What Causes Unreachable Nodes?

So why would a node no longer send heartbeat pings back over the network?

  1. Crashed or terminated process - the process or hardware hosting the ActorSystem is gone and the node is really down for good, in which case the unreachable node needs to be Downed by the Split Brain Resolver and removed from the cluster.
  2. Pegged CPU, constrained bandwidth, or saturated work queue - the process is alive, but unable to respond due to resource constraints. These resource constraints might be relieved in short order though, so a node that is temporarily unreachable might become reachable again in short order.
  3. Suspended or paused processes - a process might be throttled by the Kubernetes control plane, a hypervisor, the OS, or possibly paused due to a runtime issue like garbage collection. These processes might become reachable again if they aren't paused for too long.
  4. Network disruptions - if a virtual or physical network device malfunctions, causing TCP connections to drop, that will cause effected nodes to automatically mark each other as unreachable until they're able to re-establish connectivity again.

Decreasing Frequency of Unreachable Nodes

Generally speaking, unreachable nodes are usually caused by environment problems - however, there are some user-driven behaviors that can help reduce the frequency of unreachable node occurrence.

Use Akka.Hosting

When you use Akka.Hosting, this ensures that your ActorSystem is managed with the best lifecycle management practices for Akka.NET. Part of this includes making sure that when an Akka.NET process is shutdown it cleanly leaves the cluster first before terminating. One common reason for reachability problems is that during deployments users simply abort the Akka.NET process without letting the ActorSystem gracefully terminate, which leaves behind an unreachable node. Akka.Hosting eliminates this problem.

Increase Failure Detector Thresholds

One thing we can do to reduce the rate of unreachable nodes in Akka.Cluster is to make the akka.cluster.failure-detector less sensitive, by changing the following values:

  • akka.cluster.failure-detector.threshold - change this value from 8.0 to 24.0; this will make the cluster much slower at detecting true failures (i.e. hardware) but much less likely to mark a node that is temporarily busy as unreachable.
  • akka.cluster.failure-detectoracceptable-heartbeat-pause - change this value from 3s to 9s, which gives the node being monitored 3x as long to respond to each heartbeat before it's considered to be a network anomaly.

All of these configuration tweaks will reduce the rate at which a truly unreachable node is detected. The out of the box defaults are pretty reasonable in most cases.

Serialization Errors

If you see errors like the following:

Cause: System.Runtime.Serialization.SerializationException:
Failed to deserialize payload object when deserializing ActorSelectionMessage with payload
[SerializerId=9, Manifest=A] addressed to [system,distributedPubSubMediator].
Could not find any internal Akka.NET serializer with Id [9].
Please create an issue in our GitHub at [https://github.com/akkadotnet/akka.net].

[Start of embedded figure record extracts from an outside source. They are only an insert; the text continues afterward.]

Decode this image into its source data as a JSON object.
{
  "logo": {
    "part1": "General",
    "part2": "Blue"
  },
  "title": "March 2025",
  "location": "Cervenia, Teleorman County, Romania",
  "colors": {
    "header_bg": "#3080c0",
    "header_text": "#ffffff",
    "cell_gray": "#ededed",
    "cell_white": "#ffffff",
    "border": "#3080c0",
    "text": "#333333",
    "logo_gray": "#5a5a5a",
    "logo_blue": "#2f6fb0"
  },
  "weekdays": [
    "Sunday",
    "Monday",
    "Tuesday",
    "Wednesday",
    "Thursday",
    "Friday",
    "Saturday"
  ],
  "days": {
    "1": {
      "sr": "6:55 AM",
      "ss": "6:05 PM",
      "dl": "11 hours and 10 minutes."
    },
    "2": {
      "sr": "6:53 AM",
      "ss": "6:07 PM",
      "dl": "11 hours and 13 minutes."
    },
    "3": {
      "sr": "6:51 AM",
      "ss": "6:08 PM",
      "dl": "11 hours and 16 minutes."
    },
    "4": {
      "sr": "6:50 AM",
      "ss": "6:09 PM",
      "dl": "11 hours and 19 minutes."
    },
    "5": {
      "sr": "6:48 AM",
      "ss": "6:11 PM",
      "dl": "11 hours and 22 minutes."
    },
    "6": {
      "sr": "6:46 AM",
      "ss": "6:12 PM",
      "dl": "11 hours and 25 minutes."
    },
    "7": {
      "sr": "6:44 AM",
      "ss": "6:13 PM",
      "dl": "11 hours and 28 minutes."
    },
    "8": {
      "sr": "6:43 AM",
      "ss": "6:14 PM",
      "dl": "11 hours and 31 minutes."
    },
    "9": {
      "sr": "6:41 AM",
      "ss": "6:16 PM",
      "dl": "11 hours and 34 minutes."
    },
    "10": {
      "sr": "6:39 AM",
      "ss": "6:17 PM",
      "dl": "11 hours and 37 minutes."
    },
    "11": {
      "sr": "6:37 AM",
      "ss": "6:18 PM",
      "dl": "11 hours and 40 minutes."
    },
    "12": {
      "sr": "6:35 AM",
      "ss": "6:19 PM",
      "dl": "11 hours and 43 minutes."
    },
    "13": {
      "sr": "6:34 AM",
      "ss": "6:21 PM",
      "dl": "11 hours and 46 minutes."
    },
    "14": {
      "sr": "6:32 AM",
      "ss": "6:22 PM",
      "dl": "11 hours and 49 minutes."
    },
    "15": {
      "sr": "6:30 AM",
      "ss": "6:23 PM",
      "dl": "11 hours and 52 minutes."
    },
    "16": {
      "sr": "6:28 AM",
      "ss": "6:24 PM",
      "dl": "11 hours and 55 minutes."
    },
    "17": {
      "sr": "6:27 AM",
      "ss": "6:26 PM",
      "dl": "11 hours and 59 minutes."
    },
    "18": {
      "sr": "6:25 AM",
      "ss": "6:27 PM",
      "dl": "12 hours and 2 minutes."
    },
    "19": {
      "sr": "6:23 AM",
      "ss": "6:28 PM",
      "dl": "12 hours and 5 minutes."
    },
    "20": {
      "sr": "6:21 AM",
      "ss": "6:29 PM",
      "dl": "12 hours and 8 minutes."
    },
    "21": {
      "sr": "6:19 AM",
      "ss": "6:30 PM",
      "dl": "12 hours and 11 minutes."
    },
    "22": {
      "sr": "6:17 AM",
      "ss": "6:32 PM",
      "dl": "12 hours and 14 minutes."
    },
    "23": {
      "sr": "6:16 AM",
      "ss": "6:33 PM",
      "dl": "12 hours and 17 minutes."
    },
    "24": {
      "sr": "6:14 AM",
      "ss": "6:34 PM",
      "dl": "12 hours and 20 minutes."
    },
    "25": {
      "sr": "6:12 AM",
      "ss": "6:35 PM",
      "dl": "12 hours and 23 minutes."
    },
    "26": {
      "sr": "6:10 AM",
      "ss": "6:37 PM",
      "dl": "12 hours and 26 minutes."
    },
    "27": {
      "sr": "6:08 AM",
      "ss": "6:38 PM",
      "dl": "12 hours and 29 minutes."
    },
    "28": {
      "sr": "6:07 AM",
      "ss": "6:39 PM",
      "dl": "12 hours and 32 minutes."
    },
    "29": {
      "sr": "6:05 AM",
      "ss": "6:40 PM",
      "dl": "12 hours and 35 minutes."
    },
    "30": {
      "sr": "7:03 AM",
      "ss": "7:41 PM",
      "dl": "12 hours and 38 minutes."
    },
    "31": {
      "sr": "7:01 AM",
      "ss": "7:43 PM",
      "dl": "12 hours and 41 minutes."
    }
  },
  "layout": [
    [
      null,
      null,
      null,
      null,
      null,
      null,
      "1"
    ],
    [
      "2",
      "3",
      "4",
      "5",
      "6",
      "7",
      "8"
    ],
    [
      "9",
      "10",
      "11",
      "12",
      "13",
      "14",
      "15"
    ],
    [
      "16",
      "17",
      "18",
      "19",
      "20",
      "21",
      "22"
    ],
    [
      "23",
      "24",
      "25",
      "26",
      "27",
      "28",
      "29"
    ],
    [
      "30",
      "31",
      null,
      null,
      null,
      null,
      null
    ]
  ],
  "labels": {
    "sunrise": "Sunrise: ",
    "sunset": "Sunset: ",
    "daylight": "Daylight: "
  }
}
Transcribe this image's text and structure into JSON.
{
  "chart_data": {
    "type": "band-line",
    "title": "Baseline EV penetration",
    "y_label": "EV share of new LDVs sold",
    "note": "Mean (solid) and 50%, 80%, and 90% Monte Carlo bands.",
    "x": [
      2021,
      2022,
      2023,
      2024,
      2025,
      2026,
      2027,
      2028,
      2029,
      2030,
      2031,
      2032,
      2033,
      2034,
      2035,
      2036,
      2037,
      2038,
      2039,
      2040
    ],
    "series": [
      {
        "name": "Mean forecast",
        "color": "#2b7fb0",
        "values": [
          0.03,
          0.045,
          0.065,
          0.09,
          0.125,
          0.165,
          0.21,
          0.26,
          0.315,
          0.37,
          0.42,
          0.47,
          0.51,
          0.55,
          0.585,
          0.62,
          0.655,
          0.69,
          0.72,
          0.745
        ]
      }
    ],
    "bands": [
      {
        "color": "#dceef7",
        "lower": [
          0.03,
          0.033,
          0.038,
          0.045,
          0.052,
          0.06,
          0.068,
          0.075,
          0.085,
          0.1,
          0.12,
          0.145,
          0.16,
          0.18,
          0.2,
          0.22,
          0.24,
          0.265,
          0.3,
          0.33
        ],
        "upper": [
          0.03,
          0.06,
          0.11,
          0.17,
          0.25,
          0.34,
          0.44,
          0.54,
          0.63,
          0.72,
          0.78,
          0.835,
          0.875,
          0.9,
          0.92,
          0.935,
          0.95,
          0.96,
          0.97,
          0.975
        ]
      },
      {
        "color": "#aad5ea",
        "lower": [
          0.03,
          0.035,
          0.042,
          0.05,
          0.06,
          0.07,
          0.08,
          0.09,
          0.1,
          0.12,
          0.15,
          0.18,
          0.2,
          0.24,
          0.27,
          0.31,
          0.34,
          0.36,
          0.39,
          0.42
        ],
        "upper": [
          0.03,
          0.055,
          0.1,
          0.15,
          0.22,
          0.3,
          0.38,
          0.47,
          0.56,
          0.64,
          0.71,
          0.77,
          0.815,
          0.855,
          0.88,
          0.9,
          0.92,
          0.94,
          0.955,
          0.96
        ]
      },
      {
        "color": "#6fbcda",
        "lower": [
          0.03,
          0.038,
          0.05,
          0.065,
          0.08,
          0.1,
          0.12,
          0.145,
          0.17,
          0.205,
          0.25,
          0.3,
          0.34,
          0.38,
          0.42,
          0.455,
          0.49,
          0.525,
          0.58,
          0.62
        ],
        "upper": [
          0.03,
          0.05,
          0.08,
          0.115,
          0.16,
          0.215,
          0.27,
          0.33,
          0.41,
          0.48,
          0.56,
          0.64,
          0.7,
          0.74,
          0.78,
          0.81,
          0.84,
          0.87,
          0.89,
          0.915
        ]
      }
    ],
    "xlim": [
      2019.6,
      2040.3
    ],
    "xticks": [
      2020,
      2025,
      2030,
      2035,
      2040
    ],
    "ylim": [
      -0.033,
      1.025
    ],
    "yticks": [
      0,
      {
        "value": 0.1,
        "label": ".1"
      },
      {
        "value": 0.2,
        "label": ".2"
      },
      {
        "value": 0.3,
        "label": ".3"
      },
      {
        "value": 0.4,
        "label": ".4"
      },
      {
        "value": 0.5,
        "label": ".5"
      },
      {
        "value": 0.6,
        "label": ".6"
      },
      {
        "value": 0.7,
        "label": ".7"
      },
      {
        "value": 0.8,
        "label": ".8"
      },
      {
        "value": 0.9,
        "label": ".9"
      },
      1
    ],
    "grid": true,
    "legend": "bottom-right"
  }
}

This typically means that one of the optional serializers built on top of Akka.Cluster is not registered on this node, but this node is still receiving messages from other nodes who are using it. DistributedPubSub is the most likely culprit when this occurs.

To fix this issue, either use Akka.Hosting or manually register the serializers in your HOCON when you start your ActorSystem:

Config myHocon = ConfigurationFactory.ParseString("{hocon}");
Config fullHocon = myHocon.WithFallback(ClusterSharding.DefaultConfig()
                .WithFallback(ClusterSingletonManager.DefaultConfig())
                .WithFallback(DistributedPubSub.DefaultConfig())
                .WithFallback(ClusterClientReceptionist.DefaultConfig()));

This will load all of the serializers for Akka.Cluster.Tools and Akka.Cluster.Sharding. That will usually alleviate this issue.